California state law requires that all newborns are screened for a variety of serious, but treatable, disorders soon after birth. According to the California Department of Public Health, a blood test performed within the first day or two of your child’s birth includes screening for 75 different genetic and congenital disorders. The disorders can cause serious health problems — including brain damage — or death. Screening allows babies with any disorders to be identified early so they can start treatment.
“During the postpartum period, the newborn screen test is performed when a baby is around 12 to 48 hours old,” says Dana Cohen, RN, manager of the Maternal Infant Services Unit at Sharp Mary Birch Hospital for Women & Newborns. “The lab technician comes to the mother and infant’s room and performs the test there. Unlike in the past, we no longer remove the baby from the room.”
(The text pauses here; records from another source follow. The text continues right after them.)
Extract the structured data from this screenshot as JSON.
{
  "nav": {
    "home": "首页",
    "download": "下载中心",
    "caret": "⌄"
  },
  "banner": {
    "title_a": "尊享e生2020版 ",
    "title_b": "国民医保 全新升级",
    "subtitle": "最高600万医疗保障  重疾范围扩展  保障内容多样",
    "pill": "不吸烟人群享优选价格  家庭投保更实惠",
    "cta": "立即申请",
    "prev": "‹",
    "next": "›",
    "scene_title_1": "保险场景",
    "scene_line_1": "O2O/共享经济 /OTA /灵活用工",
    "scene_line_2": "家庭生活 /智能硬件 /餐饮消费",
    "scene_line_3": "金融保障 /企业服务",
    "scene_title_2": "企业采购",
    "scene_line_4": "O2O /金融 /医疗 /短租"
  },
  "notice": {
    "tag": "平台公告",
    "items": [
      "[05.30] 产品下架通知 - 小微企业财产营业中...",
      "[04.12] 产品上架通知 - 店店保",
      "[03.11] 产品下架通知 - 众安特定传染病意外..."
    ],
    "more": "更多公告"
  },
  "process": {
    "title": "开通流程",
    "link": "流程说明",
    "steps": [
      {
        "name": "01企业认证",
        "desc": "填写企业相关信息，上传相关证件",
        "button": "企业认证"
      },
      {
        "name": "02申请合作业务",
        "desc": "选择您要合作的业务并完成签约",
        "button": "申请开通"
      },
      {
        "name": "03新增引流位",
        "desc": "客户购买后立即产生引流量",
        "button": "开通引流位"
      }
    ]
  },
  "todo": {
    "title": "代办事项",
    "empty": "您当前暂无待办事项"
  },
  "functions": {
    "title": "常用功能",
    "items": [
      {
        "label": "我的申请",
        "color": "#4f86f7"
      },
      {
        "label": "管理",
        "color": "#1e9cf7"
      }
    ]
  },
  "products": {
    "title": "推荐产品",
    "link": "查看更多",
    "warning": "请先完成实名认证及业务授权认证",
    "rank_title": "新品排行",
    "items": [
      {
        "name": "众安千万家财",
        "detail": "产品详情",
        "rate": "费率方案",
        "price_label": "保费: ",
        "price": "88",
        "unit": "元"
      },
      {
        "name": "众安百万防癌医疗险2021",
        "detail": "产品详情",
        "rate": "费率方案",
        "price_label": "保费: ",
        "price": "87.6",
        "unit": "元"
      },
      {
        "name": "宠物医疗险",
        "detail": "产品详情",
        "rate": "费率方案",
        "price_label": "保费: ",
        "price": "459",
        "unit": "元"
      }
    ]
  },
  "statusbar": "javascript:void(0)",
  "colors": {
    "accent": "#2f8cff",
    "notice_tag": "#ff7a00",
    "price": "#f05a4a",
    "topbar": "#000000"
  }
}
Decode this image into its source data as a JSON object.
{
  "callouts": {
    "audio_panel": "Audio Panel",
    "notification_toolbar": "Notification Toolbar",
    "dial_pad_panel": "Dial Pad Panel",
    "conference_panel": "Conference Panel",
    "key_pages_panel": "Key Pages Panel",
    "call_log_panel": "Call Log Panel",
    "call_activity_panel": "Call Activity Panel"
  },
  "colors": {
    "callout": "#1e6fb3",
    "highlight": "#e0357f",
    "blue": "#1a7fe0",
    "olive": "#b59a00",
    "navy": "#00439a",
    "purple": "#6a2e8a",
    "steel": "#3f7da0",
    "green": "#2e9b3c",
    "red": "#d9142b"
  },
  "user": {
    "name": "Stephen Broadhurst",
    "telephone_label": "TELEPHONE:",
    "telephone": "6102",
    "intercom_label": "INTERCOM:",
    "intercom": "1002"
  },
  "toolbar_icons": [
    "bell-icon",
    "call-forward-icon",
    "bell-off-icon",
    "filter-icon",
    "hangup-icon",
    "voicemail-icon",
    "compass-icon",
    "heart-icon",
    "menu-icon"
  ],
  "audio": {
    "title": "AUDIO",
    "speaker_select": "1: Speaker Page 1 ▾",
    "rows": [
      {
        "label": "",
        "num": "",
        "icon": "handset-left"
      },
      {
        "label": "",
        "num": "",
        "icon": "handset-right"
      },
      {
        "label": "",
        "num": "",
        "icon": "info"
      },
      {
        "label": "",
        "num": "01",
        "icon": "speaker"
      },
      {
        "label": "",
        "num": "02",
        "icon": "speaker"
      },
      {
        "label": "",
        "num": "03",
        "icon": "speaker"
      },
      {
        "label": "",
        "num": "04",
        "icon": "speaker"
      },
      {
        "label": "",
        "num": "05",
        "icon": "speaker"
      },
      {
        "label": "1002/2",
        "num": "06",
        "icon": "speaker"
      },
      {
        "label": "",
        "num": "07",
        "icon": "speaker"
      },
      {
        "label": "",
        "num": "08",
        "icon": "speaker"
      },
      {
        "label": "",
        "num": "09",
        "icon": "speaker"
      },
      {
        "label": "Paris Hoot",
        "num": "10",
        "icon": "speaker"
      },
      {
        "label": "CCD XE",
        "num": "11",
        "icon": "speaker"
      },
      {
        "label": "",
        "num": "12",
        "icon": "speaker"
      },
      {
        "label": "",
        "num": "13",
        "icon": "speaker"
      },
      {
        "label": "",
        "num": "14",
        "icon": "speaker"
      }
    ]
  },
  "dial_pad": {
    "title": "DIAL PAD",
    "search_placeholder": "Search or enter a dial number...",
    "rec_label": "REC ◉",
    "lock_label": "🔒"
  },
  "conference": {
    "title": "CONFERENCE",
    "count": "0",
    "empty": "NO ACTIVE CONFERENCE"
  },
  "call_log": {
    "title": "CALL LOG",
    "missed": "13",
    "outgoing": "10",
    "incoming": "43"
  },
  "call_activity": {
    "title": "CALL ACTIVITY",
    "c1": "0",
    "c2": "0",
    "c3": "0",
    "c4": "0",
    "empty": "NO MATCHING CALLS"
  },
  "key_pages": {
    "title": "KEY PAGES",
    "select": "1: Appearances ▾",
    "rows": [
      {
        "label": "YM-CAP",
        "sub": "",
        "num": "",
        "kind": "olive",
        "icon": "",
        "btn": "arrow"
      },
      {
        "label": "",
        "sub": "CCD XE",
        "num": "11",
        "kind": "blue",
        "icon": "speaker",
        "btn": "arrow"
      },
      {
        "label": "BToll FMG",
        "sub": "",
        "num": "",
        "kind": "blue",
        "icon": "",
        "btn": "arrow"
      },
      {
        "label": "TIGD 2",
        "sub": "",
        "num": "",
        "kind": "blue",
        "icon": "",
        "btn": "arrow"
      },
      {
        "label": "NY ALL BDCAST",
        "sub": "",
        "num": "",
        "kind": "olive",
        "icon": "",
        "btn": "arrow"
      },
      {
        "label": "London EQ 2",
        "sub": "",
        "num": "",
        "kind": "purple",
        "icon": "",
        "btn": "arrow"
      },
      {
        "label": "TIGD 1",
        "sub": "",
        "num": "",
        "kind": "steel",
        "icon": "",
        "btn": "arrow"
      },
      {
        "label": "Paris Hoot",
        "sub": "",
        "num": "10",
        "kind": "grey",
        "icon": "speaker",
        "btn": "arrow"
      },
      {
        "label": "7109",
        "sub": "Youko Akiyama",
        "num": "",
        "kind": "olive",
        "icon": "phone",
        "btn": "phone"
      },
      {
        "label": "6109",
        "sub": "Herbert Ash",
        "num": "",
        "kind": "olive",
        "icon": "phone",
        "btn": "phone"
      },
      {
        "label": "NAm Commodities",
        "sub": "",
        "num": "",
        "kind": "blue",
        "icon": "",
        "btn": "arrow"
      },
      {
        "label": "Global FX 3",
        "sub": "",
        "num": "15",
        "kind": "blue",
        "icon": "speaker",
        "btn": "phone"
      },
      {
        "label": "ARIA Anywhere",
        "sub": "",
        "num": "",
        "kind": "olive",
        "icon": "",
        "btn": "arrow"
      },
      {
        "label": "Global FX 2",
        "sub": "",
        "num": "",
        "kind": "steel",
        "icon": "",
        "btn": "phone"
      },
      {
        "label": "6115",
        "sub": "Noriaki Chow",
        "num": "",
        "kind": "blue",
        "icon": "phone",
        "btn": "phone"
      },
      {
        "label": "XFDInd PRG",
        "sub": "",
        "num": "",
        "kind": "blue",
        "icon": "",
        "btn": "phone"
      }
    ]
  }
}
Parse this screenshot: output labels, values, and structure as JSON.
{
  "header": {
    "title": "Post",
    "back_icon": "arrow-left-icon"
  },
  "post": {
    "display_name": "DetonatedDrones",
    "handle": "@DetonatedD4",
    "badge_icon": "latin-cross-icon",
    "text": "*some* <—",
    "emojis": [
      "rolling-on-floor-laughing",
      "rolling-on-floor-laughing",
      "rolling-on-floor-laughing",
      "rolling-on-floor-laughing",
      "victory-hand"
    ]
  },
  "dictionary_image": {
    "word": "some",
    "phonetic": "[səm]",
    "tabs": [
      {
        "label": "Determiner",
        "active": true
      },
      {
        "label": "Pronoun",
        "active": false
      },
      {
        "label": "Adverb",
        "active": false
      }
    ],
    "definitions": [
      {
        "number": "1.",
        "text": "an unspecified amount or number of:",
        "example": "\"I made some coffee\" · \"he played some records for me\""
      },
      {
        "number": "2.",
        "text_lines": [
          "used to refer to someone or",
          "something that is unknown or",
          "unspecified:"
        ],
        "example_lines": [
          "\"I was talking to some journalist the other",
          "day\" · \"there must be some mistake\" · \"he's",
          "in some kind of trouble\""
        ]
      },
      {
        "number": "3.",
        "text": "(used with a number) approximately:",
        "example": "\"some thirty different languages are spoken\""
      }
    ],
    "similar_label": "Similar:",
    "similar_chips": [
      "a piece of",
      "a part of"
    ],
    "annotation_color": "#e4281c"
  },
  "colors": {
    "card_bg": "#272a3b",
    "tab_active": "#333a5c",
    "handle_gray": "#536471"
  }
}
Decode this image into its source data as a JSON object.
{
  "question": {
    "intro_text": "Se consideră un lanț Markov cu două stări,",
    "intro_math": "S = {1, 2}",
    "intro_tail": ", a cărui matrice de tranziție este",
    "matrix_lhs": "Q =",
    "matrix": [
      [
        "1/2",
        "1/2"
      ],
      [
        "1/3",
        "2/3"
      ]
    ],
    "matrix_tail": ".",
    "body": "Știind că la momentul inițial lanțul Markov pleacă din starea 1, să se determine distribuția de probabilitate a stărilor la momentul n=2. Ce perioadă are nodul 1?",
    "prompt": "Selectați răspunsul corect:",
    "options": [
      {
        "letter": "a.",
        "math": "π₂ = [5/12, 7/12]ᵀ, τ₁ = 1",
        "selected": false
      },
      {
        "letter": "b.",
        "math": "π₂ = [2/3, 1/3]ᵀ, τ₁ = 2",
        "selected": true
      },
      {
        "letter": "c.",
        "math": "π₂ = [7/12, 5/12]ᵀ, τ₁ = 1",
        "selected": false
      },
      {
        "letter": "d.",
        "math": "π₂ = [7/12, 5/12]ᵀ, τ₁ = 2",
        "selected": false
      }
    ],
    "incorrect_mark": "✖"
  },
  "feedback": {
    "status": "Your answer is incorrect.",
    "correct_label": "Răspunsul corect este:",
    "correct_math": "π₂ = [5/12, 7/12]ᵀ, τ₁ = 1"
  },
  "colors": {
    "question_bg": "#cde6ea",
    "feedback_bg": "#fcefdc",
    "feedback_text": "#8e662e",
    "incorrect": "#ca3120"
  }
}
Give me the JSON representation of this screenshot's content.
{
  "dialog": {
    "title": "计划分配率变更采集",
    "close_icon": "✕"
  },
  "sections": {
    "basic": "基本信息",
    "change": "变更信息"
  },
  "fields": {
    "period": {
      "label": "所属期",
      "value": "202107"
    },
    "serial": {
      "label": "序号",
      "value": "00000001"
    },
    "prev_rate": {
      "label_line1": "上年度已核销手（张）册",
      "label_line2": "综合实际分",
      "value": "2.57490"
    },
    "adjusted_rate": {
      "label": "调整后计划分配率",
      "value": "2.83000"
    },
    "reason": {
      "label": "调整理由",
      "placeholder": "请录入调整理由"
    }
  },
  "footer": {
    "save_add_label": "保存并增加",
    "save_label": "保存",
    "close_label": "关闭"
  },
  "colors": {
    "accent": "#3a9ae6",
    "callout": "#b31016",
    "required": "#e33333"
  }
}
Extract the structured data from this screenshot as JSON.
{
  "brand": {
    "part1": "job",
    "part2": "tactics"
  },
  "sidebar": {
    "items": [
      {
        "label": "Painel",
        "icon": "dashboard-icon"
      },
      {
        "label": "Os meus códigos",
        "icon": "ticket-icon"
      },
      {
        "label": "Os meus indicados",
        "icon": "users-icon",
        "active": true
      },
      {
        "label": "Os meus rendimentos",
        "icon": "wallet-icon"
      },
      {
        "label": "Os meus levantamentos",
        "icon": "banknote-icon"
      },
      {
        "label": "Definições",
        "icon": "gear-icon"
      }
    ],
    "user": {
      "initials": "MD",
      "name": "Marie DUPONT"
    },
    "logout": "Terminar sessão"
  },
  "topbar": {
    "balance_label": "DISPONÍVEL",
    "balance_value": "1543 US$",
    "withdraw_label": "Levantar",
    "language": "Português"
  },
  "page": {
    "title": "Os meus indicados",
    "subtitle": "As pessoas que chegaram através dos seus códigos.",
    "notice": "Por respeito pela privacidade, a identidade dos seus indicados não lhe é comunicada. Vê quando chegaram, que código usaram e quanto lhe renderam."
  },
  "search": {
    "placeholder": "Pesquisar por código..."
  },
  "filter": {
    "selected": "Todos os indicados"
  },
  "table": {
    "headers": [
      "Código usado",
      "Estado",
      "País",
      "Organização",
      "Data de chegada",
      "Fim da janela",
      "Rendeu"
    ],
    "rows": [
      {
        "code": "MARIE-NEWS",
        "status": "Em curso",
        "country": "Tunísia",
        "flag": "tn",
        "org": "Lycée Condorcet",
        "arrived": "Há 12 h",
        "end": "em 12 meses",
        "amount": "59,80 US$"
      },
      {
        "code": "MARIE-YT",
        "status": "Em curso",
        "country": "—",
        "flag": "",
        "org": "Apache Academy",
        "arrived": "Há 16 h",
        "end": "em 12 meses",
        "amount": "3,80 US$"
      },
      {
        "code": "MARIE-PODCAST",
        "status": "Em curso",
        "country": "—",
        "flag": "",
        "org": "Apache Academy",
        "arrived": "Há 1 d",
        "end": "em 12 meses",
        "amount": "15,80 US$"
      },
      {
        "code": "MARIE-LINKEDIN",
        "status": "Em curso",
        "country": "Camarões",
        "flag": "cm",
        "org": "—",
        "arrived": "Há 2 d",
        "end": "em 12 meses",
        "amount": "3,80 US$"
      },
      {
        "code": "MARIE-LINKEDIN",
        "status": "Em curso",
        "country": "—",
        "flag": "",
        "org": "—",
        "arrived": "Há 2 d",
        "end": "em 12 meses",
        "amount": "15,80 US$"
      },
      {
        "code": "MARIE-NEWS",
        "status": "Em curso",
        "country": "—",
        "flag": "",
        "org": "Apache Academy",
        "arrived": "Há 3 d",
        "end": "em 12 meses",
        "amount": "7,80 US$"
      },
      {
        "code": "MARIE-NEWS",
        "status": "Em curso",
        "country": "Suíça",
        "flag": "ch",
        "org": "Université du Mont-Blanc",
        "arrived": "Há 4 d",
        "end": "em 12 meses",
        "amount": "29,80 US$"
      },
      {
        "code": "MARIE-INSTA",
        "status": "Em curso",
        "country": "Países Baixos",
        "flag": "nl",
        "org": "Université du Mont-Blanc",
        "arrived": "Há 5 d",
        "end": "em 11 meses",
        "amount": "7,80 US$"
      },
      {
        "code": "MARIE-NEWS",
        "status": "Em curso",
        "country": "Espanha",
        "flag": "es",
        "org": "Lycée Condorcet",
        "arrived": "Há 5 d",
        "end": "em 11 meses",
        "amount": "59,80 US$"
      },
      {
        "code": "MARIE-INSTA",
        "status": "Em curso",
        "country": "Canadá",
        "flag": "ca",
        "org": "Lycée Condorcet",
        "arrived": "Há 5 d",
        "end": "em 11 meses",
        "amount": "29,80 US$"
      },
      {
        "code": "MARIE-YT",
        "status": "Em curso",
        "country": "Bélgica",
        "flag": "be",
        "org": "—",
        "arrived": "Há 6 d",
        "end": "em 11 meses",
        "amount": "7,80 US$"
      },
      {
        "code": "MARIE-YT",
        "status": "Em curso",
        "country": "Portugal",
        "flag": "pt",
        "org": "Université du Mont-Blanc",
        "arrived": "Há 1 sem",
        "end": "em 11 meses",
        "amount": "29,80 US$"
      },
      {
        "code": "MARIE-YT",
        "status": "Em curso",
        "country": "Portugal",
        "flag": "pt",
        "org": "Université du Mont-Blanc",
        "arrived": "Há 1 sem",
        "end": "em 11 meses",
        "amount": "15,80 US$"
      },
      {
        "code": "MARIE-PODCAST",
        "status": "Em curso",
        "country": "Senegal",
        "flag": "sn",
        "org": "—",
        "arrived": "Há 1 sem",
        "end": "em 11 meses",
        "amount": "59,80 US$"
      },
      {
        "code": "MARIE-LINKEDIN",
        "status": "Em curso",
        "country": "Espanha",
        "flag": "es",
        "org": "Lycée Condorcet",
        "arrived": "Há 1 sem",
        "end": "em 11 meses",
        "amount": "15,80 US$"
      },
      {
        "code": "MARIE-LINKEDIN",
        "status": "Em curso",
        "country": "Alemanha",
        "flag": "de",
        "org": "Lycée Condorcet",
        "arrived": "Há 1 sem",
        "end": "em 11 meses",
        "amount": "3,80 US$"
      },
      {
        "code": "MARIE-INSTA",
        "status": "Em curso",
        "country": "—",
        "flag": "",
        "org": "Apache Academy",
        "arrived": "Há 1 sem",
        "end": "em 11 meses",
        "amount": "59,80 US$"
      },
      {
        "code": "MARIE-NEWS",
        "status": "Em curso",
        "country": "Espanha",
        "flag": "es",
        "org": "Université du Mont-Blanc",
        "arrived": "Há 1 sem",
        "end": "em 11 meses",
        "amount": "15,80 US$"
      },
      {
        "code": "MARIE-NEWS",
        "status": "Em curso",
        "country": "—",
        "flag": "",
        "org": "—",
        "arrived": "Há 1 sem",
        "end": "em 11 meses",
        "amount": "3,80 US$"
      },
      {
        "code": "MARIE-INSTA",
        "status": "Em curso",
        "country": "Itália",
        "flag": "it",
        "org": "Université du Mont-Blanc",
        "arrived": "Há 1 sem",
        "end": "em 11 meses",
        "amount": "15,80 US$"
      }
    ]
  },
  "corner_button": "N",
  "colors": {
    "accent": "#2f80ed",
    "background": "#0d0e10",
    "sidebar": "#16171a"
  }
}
According to Cohen, the lab technician takes just a few drops of blood from your baby’s heel. This test is very simple, but is able to detect a large number of treatable, rare genetic disorders including:
- Metabolic disorders, such as phenylketonuria
- Endocrine disorders, including primary congenital hypothyroidism
- Hemoglobin disorders, such as sickle cell disease
- Cystic fibrosis
- Severe combined immunodeficiency (SCID)
“The screening detects disorders that can be very devastating if not discovered early,” Cohen says. “California state law requires hospitals to perform the screening, and we would only refrain from obtaining the test if parents refuse it and sign a waiver. However, we don’t get a lot of refusals when parents realize what the test entails.”
Screening results are sent to your infant’s pediatrician. If any abnormalities are found, you will be contacted to discuss treatment. Talk with your postpartum nurse or pediatrician if you have questions about the test or your infant’s results.